Obama names new military leadership team

Army Gen. Martin Dempsey tapped as new chairman of Joint Chiefs of Staff, Navy Adm. James A. Winnefeld Jr. named vice chairman and Gen. Ray Odierno designated to be Army chief of staff.

President Obama moved Monday to "complete our team at the Pentagon" by nominating Army Gen. Martin Dempsey as the new chairman of the Joint Chiefs of Staff, Navy Adm. James A. "Sandy" Winnefeld Jr. as vice chairman and Army Gen. Ray Odierno as Dempsey's replacement as Army chief of staff.

In a Rose Garden ceremony where he took no questions, Obama urged the Senate to confirm Dempsey, Winnefeld and Odierno "as soon as possible."

Dempsey was confirmed only last month as Army chief of staff, his elevation to chairman of the Joint Chiefs a recognition of his ability to work well within the Pentagon bureaucracy and win the trust of those closest to Obama and his national security team. Marine Gen. James Cartwright was once thought the top contender to replace current Joint Chiefs Chairman, Adm. Mike Mullen. Mullen's term expires in September.

"Marty, your tenure as chief may go down as one of the shortest in army history," Obama said in the bright morning sun as Dempsey stood alongside on the Rose Garden stairs. "But it is your lifetime of accomplishment that brings us here today."

Dempsey is an infantry officer who once commanded the Army's storied 1st Armored Division, Old Ironsides, early in the Iraq War. He later held security and training commands in Iraq. Before he was nominated to be chief of staff in April, he was the military's training and doctrine chief.

Ironically, Dempsey will be first Army chief to hold the job since 2001, following an Air Force general, a Marine general, and a Navy admiral. Dempsey is a close friend of Gen. David Petraeus, the mastermind of the wars in Iraq and Afghanistan, who has been nominated to take over the Central Intelligence Agency. Dempsey will take over at a time when the President's military priorities are about curtailment - a withdrawal of troops from Afghanistan, budget cuts across all the branches, and the repeal of "don't ask, don't tell."

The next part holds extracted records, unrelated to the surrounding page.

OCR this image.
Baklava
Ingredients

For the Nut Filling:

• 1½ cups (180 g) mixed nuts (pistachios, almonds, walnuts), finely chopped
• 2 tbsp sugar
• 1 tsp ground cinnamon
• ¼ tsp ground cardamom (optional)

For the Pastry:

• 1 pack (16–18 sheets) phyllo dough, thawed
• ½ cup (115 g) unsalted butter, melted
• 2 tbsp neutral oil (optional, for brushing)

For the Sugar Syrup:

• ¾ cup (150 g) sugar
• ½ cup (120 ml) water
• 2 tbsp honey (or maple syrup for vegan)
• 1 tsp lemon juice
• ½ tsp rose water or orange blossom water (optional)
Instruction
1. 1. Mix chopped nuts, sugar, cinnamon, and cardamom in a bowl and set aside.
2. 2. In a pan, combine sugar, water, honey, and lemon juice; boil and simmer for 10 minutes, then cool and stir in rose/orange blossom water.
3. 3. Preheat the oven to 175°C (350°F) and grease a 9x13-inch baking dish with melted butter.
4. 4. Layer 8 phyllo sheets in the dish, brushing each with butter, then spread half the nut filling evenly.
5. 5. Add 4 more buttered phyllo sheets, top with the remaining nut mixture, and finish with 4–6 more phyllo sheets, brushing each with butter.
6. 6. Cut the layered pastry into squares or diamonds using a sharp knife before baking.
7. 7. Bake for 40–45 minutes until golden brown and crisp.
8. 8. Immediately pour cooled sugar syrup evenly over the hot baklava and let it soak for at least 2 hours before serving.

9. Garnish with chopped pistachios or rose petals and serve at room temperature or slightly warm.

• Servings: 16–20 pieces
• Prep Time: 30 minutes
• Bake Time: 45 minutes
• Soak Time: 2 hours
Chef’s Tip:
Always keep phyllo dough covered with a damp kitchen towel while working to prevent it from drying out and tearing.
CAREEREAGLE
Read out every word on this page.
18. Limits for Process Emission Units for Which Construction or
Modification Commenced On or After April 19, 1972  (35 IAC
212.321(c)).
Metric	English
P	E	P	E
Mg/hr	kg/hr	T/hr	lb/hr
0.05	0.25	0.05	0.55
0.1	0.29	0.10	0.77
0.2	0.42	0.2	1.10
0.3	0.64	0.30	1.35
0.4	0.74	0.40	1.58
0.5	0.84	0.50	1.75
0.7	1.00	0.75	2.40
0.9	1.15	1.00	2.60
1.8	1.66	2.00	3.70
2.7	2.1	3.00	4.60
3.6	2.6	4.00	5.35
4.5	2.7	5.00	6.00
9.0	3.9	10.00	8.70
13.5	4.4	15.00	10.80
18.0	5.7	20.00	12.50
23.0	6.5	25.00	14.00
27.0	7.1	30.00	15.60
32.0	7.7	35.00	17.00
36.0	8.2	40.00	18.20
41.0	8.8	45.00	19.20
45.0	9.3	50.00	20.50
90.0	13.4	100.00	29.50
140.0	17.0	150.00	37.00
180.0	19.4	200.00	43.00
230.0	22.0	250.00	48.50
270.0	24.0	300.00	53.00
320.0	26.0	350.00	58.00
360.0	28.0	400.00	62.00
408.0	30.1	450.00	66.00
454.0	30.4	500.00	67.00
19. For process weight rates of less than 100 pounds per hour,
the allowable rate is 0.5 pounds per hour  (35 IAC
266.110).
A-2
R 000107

Of Mullen, Obama said: "Like President Bush before me, I have deeply valued Mike's professional steadiness and his personal integrity." Obama said history will also remember Mullen "as the chairman who said what he believed was right and declared no one in uniform should ever have to sacrifice their integrity to serve their county." This was a nod to Mullen's important role in moving the Pentagon to end the Clinton-era policy of "Don't Ask, Don't Tell" regarding the ability of gays to serve openly in the armed services.

Obama called Dempsey "one of our nation's most respected and battle-tested generals," adding that Dempsey's pivotal role in counter-insurgency operations in Iraq and subsequent training of Iraqi Army and police means he "knows nations must ultimately take responsibility for their own security." Though his tenure as Army Chief of Staff was brief, Obama sought to quote Dempsey on his first day in that role: "We will provide whatever it takes to achieve our objectives in the current fight."

Obama praised Winnefeld for a career of Navy leadership and singled out his decision on 9/11 as his carrier group, the USS Enterprise, was steaming back home from a six-month Persian Gulf deployment. "Rather than wait for orders," Obama said. "Sandy took the initiative, reversed course and put his ship and aircraft within range of Afghanistan by the next morning -- setting the stage for the strikes that followed. " Winnefeld's aircraft flew more than 700 missions over Afghanistan.

Obama called Odierno "one the army's most accomplished soldiers" and cited what he described as three "pivotal deployments in Iraq." Under Odierno's various commands, U.S. forces captured Iraqi dictator Saddam Hussein in 2003 from a spider hole near a farm in Tikrit, in northern Iraq; led counter-insurgency forces during the 2007 surge; and transferred responsibility for security to Iraqi forces and oversaw the formal end of U.S. combat operations there. "Ray understands what the Army must do to prevail," Obama said.

All three nominees, Obama said, have the respect "of our friends in Congress." If confirmed, Dempsey, Winnefeld and Odierno will join former CIA Director Leon Panetta, whom Obama recently nominated as Secretary of Defense to succeed Robert Gates. Obama also nominated Army Gen. David Petraeus, currently commander of U.S. forces in Afghanistan and the former head of Central Command, to lead the CIA.